Tepache, bebida fermentada a partir de la piña (Ananas comosus)
El tepache es una bebida fermentada que se puede preparar con cáscaras de diversas frutas como piña, manzana, naranja y guayaba. Comúnmente en México se prepara a base de cáscaras de piña y agua purificada, a la cual se le añade piloncillo granulado para mejorar su sabor e inducir el proceso de fermentación. Existen diversas especies de microorganismos que intervienen en el proceso de fermentación del tepache, destacando la presencia de Lactobacillus plantarum y Leuconostoc mesenteroides. Esta bebida mexicana, es considerada como una bebida refrescante obtenida mediante una fermentación natural en estado líquido a una temperatura similar a la ambiental y puede ser transformada en una bebida con un ligero grado de alcohol si se deja fermentar durante varias horas (Corona y col., 2011).

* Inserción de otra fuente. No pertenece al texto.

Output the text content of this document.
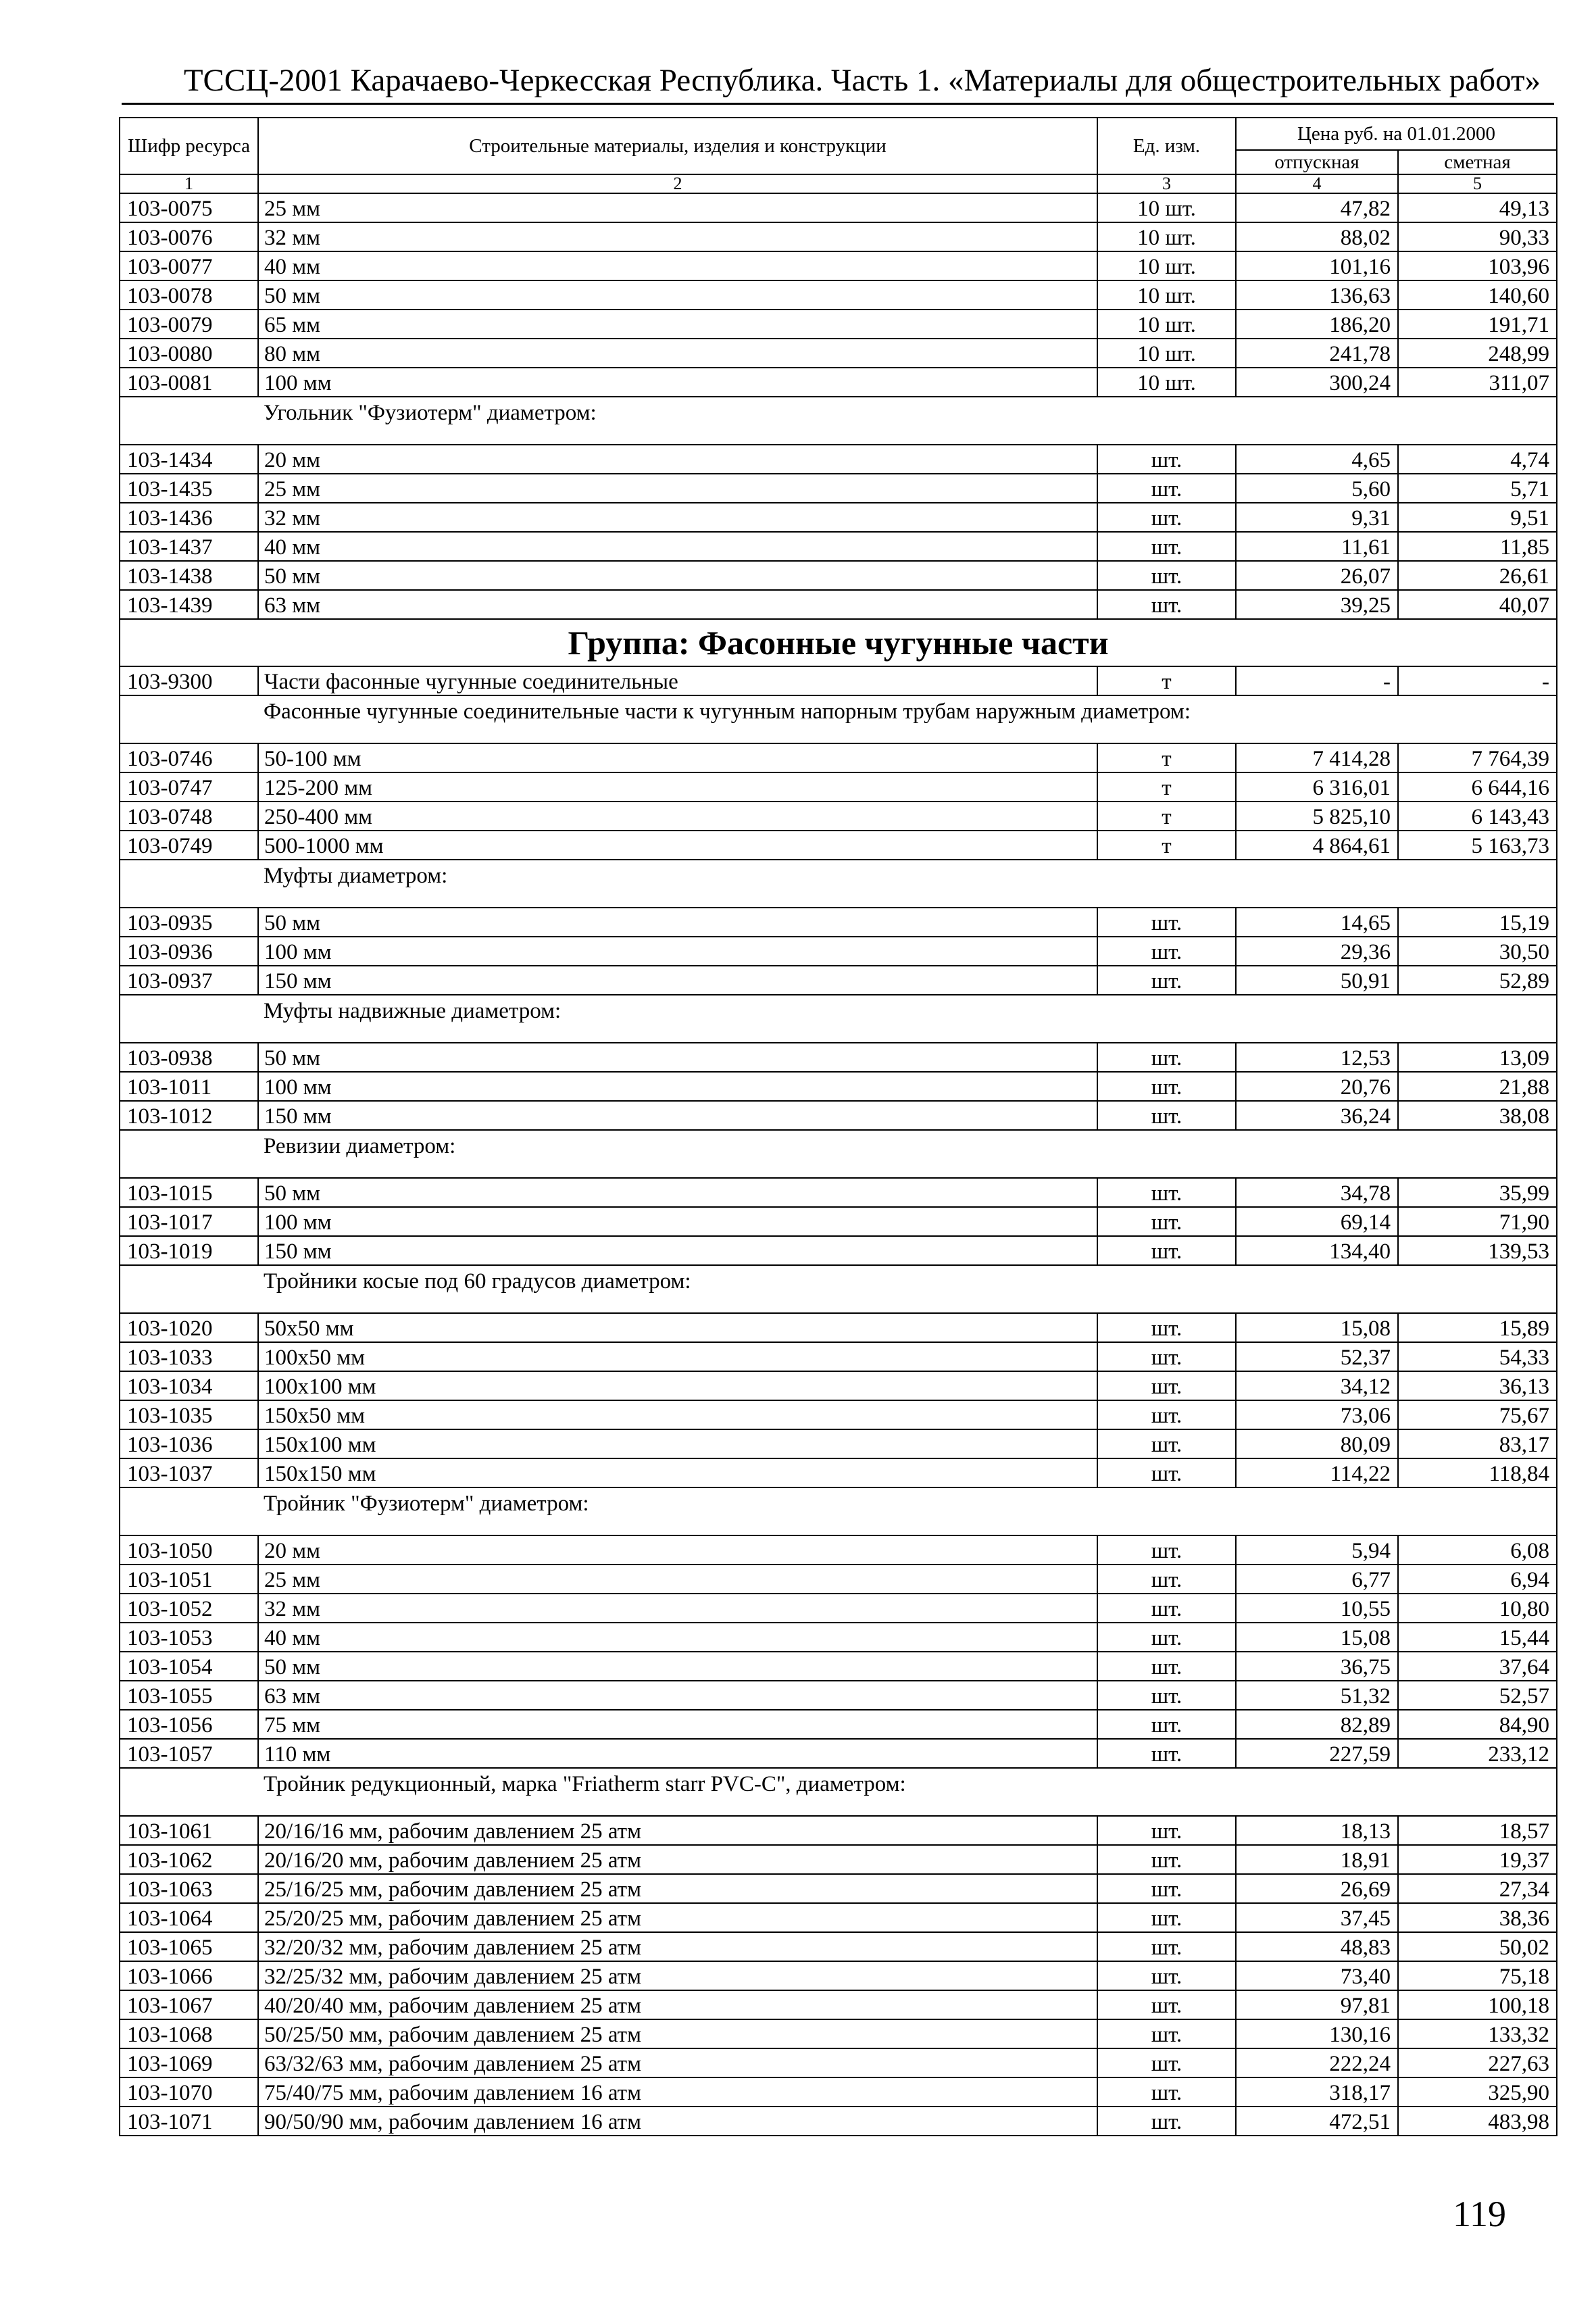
ТССЦ-2001 Карачаево-Черкесская Республика. Часть 1. «Материалы для общестроительных работ»
Шифр ресурса	Строительные материалы, изделия и конструкции	Ед. изм.	Цена руб. на 01.01.2000	
			отпускная	сметная
1	2	3	4	5
103-0075	25 мм	10 шт.	47,82	49,13
103-0076	32 мм	10 шт.	88,02	90,33
103-0077	40 мм	10 шт.	101,16	103,96
103-0078	50 мм	10 шт.	136,63	140,60
103-0079	65 мм	10 шт.	186,20	191,71
103-0080	80 мм	10 шт.	241,78	248,99
103-0081	100 мм	10 шт.	300,24	311,07
	Угольник "Фузиотерм" диаметром:			
103-1434	20 мм	шт.	4,65	4,74
103-1435	25 мм	шт.	5,60	5,71
103-1436	32 мм	шт.	9,31	9,51
103-1437	40 мм	шт.	11,61	11,85
103-1438	50 мм	шт.	26,07	26,61
103-1439	63 мм	шт.	39,25	40,07
Группа: Фасонные чугунные части				
103-9300	Части фасонные чугунные соединительные	т	-	-
	Фасонные чугунные соединительные части к чугунным напорным трубам наружным диаметром:			
103-0746	50-100 мм	т	7 414,28	7 764,39
103-0747	125-200 мм	т	6 316,01	6 644,16
103-0748	250-400 мм	т	5 825,10	6 143,43
103-0749	500-1000 мм	т	4 864,61	5 163,73
	Муфты диаметром:			
103-0935	50 мм	шт.	14,65	15,19
103-0936	100 мм	шт.	29,36	30,50
103-0937	150 мм	шт.	50,91	52,89
	Муфты надвижные диаметром:			
103-0938	50 мм	шт.	12,53	13,09
103-1011	100 мм	шт.	20,76	21,88
103-1012	150 мм	шт.	36,24	38,08
	Ревизии диаметром:			
103-1015	50 мм	шт.	34,78	35,99
103-1017	100 мм	шт.	69,14	71,90
103-1019	150 мм	шт.	134,40	139,53
	Тройники косые под 60 градусов диаметром:			
103-1020	50x50 мм	шт.	15,08	15,89
103-1033	100x50 мм	шт.	52,37	54,33
103-1034	100x100 мм	шт.	34,12	36,13
103-1035	150x50 мм	шт.	73,06	75,67
103-1036	150x100 мм	шт.	80,09	83,17
103-1037	150x150 мм	шт.	114,22	118,84
	Тройник "Фузиотерм" диаметром:			
103-1050	20 мм	шт.	5,94	6,08
103-1051	25 мм	шт.	6,77	6,94
103-1052	32 мм	шт.	10,55	10,80
103-1053	40 мм	шт.	15,08	15,44
103-1054	50 мм	шт.	36,75	37,64
103-1055	63 мм	шт.	51,32	52,57
103-1056	75 мм	шт.	82,89	84,90
103-1057	110 мм	шт.	227,59	233,12
	Тройник редукционный, марка "Friatherm starr PVC-C", диаметром:			
103-1061	20/16/16 мм, рабочим давлением 25 атм	шт.	18,13	18,57
103-1062	20/16/20 мм, рабочим давлением 25 атм	шт.	18,91	19,37
103-1063	25/16/25 мм, рабочим давлением 25 атм	шт.	26,69	27,34
103-1064	25/20/25 мм, рабочим давлением 25 атм	шт.	37,45	38,36
103-1065	32/20/32 мм, рабочим давлением 25 атм	шт.	48,83	50,02
103-1066	32/25/32 мм, рабочим давлением 25 атм	шт.	73,40	75,18
103-1067	40/20/40 мм, рабочим давлением 25 атм	шт.	97,81	100,18
103-1068	50/25/50 мм, рабочим давлением 25 атм	шт.	130,16	133,32
103-1069	63/32/63 мм, рабочим давлением 25 атм	шт.	222,24	227,63
103-1070	75/40/75 мм, рабочим давлением 16 атм	шт.	318,17	325,90
103-1071	90/50/90 мм, рабочим давлением 16 атм	шт.	472,51	483,98
119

Algunos reportes, han documentado que el tepache cuenta con nutrientes potencialmente eficaces para la supervivencia de microorganismos probióticos, los cuales podrían desempeñar actividades importantes tales como la síntesis y producción de oligosacáridos funcionales y como consecuencia brindar beneficios a la salud del consumidor, principalmente en la prevención de enfermedades gastrointestinales así como cáncer de colon. Por otra parte, Romeo-Luna y col. (2017) mencionan que esta bebida contiene bacterias productoras de bacteriocinas (Lc. Lactis. E. faecium) las cuales podrían actuar como posibles fuentes de antimicrobianos naturales. Por otra parte, Leuconostoc mesenteroides, presente en el tepache, produce dextrano, el cual es un polímero con diversos usos en la industria de alimentos, tales como emulsificante, estabilizante y coadyuvante.

CONCLUSIONES
Es de suma importancia conocer los beneficios que proporcionan los compuestos prebióticos y los microorganismos probióticos como parte de la alimentación en la vida diaria del consumidor. Esto puede ser a partir de la ingesta de alimentos funcionales ricos en pre- y probióticos o bien, a través del consumo controlado de bebidas tradicionales mexicanas que contienen este tipo de ingredientes. El propósito de consumir este tipo de ingredientes, es para prevenir enfermedades gastrointestinales, ciertos tipos de canceres, diabetes, intolerancia a la lactosa entre otras. Por lo cual sería interesante formular bebidas propias de México con un alto valor nutricional, funcional y de fácil acceso para diferentes poblaciones, principalmente en donde existan problemas de desnutrición y/o alta incidencia de enfermedades crónico degenerativas.

AGRADECIMIENTOS
Los autores agradecen al Tecnológico Nacional de México por el financiamiento otorgado para la realización del proyecto con clave 6153.19-P.